Well that was money foolishly spent.
I wandered down to the newsagents late last week to pick up a copy of the National Business Review to see if they had released the annual rich list ... and they had.
But, oh dear, once again, my surname and initials were nowhere to be seen in that fine and illustrious list.
"This is an outrage," I cried as I sipped upon my first drink for the day (it had gone 11 ... I do have standards.)
The reaction from those beside me was just a whimsical sort of squawk.
Oh lucky budgies ... they need not concern themselves about the foibles of finance.
I immediately picked up the phone and called the phone banking line ... one of those 0800 things where a robot lady tells you how far your account is submerged in the mire ... the kak ... the poo. She is most pleasant though and always starts her response with the word "welcome".
Then she tells you what numbers to press on the phone to receive even more dreadful news, and adds that if everything is unbelievably bad you can always hit the hash key and she'll happily start reading out the whole thing again, just to underline that what you heard the first time was indeed the way it is.
Hearing the word "debit" was enough for me and I bid her farewell for the time being. I went back to scouring the National Business Review and read that the very baseline of this rich list is a paltry $50 million.
The prospect of winning Lotto every week for 50 weeks is not a strong one, so I leafed through the financial organ looking for the Poor List.
"I must be a contender for this," I snorted, to which one of the budgies replied "gwerk".
But there was no list reflecting the other end of the financial spectrum so I looked for the crossword ... but couldn't find that either so I mowed the lawns instead.

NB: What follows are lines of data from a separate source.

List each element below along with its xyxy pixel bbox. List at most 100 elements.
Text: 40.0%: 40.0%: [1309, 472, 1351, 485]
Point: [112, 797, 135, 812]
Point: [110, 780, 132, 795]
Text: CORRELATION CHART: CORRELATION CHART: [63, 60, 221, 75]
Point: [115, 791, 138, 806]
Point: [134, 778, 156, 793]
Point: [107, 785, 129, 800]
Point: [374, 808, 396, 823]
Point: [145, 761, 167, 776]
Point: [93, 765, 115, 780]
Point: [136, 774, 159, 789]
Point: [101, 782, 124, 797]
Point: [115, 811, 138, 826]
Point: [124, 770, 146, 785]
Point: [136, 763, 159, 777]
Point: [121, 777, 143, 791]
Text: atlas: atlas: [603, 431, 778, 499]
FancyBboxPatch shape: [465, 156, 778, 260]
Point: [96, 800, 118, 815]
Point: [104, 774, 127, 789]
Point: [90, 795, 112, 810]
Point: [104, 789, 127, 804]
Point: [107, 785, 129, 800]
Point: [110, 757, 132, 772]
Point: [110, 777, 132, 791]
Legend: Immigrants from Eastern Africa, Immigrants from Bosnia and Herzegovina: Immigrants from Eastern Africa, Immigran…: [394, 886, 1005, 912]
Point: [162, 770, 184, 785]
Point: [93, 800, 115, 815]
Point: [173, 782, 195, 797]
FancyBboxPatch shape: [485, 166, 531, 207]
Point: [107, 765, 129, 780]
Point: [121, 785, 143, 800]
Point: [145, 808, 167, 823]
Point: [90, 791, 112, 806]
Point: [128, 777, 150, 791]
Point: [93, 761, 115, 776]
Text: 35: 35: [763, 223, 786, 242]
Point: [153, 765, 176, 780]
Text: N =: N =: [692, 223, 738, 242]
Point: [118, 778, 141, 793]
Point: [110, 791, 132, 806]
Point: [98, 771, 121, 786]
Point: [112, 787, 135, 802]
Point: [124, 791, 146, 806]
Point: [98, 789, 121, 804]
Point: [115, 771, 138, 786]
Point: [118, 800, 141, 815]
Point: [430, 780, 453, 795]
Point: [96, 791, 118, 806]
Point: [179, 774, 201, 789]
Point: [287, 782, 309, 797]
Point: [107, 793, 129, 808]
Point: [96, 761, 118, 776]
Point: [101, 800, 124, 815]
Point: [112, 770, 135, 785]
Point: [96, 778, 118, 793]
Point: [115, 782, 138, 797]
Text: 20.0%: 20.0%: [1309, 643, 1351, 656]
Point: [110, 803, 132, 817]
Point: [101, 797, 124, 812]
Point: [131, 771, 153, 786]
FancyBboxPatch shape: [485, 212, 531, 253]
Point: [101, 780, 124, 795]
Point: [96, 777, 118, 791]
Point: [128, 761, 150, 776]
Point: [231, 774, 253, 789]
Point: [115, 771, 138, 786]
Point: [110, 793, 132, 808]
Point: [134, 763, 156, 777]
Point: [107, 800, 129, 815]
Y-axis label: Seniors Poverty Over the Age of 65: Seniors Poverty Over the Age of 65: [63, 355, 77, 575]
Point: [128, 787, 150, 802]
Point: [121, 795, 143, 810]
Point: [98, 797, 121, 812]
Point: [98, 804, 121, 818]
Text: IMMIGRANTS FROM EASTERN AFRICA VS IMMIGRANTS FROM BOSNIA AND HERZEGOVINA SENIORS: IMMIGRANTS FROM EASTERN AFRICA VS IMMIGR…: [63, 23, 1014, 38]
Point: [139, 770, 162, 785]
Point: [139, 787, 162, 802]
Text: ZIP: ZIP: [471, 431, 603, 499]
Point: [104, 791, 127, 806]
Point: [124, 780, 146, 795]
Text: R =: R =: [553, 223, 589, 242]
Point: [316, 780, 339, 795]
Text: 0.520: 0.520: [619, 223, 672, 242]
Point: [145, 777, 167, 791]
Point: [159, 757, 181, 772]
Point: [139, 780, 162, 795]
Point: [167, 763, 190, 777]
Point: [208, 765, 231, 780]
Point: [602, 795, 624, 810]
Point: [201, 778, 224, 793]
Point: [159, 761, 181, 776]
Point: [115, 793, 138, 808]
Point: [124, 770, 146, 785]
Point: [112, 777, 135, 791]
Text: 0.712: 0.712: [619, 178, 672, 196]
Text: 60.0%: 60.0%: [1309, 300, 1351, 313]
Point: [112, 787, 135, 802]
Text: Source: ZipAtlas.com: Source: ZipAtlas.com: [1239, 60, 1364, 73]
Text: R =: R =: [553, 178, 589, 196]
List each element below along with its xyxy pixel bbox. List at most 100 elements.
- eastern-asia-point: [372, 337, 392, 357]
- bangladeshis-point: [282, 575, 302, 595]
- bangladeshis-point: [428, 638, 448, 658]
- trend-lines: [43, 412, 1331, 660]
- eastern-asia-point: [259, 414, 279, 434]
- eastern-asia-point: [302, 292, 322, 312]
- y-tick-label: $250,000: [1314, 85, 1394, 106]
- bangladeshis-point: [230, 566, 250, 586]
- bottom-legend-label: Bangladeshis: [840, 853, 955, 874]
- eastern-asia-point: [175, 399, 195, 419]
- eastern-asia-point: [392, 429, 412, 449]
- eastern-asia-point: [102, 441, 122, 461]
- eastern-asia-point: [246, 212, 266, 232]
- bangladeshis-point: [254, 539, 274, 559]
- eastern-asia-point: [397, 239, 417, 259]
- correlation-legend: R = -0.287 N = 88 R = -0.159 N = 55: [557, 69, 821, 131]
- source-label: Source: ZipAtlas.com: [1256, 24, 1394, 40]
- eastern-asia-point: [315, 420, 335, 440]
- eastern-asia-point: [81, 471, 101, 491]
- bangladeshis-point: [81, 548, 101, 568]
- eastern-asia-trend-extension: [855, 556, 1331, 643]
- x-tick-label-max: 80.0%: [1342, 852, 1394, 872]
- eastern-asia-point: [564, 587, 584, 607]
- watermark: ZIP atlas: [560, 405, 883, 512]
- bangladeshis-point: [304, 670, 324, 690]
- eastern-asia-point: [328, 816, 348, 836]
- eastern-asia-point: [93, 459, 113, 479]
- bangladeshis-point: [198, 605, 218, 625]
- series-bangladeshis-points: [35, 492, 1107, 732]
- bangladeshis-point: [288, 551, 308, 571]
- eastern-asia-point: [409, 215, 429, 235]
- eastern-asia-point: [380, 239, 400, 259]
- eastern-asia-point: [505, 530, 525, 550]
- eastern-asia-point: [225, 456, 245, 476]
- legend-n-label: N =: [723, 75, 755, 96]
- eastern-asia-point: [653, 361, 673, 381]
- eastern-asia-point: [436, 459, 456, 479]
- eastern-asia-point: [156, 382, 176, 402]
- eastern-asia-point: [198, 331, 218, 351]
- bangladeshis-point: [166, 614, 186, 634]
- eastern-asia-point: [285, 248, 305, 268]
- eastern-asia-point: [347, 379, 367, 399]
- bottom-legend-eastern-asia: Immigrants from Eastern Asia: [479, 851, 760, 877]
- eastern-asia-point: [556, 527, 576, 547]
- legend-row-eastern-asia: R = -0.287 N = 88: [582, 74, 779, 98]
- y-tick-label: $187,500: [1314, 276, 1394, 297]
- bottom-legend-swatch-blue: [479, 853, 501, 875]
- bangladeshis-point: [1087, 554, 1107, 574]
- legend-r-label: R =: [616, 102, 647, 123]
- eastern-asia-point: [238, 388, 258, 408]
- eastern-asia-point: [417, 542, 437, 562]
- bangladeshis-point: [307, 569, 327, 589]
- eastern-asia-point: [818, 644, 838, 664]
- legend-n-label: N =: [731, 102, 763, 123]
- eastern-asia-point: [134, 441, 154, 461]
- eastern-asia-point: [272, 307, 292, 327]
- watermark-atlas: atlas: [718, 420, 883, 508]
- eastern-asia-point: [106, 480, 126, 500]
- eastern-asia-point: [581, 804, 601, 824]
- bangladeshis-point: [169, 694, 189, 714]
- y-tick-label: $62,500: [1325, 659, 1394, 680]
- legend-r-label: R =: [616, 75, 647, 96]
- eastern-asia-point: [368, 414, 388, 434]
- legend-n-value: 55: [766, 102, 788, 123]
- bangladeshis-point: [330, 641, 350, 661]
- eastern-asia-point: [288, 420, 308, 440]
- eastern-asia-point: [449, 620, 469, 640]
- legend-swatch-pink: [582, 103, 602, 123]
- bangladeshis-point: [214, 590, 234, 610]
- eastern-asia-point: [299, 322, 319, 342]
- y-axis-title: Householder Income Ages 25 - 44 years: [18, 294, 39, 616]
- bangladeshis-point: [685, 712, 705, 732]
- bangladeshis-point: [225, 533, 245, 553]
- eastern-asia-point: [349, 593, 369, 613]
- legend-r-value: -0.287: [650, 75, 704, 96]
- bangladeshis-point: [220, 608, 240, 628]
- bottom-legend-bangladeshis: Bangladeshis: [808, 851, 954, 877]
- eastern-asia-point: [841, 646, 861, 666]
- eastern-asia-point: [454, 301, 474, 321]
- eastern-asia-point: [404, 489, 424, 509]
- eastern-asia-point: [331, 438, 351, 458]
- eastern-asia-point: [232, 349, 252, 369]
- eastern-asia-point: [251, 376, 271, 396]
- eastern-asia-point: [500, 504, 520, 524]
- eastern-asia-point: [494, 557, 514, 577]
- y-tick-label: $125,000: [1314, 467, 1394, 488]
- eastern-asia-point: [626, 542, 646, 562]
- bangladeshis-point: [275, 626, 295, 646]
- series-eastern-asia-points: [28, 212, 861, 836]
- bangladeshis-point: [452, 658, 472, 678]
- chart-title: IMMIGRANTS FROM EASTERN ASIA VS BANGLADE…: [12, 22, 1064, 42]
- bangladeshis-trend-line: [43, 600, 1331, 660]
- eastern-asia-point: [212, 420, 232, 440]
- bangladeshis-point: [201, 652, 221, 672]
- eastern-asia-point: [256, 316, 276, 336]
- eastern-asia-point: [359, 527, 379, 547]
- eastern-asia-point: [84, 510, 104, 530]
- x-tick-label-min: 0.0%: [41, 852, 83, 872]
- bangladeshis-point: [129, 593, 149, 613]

It was as I let my aim slip and tore the plaster feet off Nobby the Gnome that an idea came to me.
You don't need your money to make the rich list ... you need someone else's.
On television the other night a lawyer fellow was defending his client stoutly over claims the well-attired chap had laundered millions of dollars from honest, decent and true folk, who had trusted him to look after their dosh, and make it work for them in their dotage years.
His client, the equally well-attired lawyer insisted, was effectively broke.
Barely had a dollar to live on.
Only later did it transpire that there was money in the whole equation, but it could not be touched ... for it had been placed in a family trust.
A family trust.
Watching this quite remarkable and insulting absurdity unfold I had to ask myself how anyone in this particular financial miscreant's family could possibly trust each other ... but there you go.
So, as the plaster dust from Nobby the Gnome's dismembered feet settled slowly over the choking budgies, I had an idea.
Family trusts huh?
Mmmm, borrow or source lots of money from lots of people who never heard the expression "if it seems too good to be true ..." and shove it all in a family trust which no one, but the family in the fine print, can touch.
It seemed like a wonderful idea, given the concept had obviously already successfully been used by several dodgy high-flyers who creamed honest money from good people to build their own nests of glamour and avarice.
But I needed advice.
I was going to call my lawyer to see if he could jack one up for me but foolishly realised he doesn't get out until 2014, so I looked up some websites.
Now, don't get me wrong, a family trust is a valuable and noble concept, and when administered with all good intentions is a fine thing.
But you know how it is.
Find a loophole ... find a back door ... find a legal way to lock up other people's dosh ... and someone will do it.
And they have, and it's disgusting.
It is high time, even low time, the financial lawmakers of this land closed off the back alleys into this family trust state of affairs which locks up good people's earnings in bad peoples' apparently "untouchable" accounts.
I don't aspire to be on the rich list any more, for I have the perfect family trust and I am very happy.
They trust me to lose money on the horses, buy cases of over-priced imported lager and mistakenly buy a bloody great turkey when we only needed a size 10 chook.
Roger Moroney is an award-winning journalist for Hawke's Bay Today and observer of the slightly off-centre.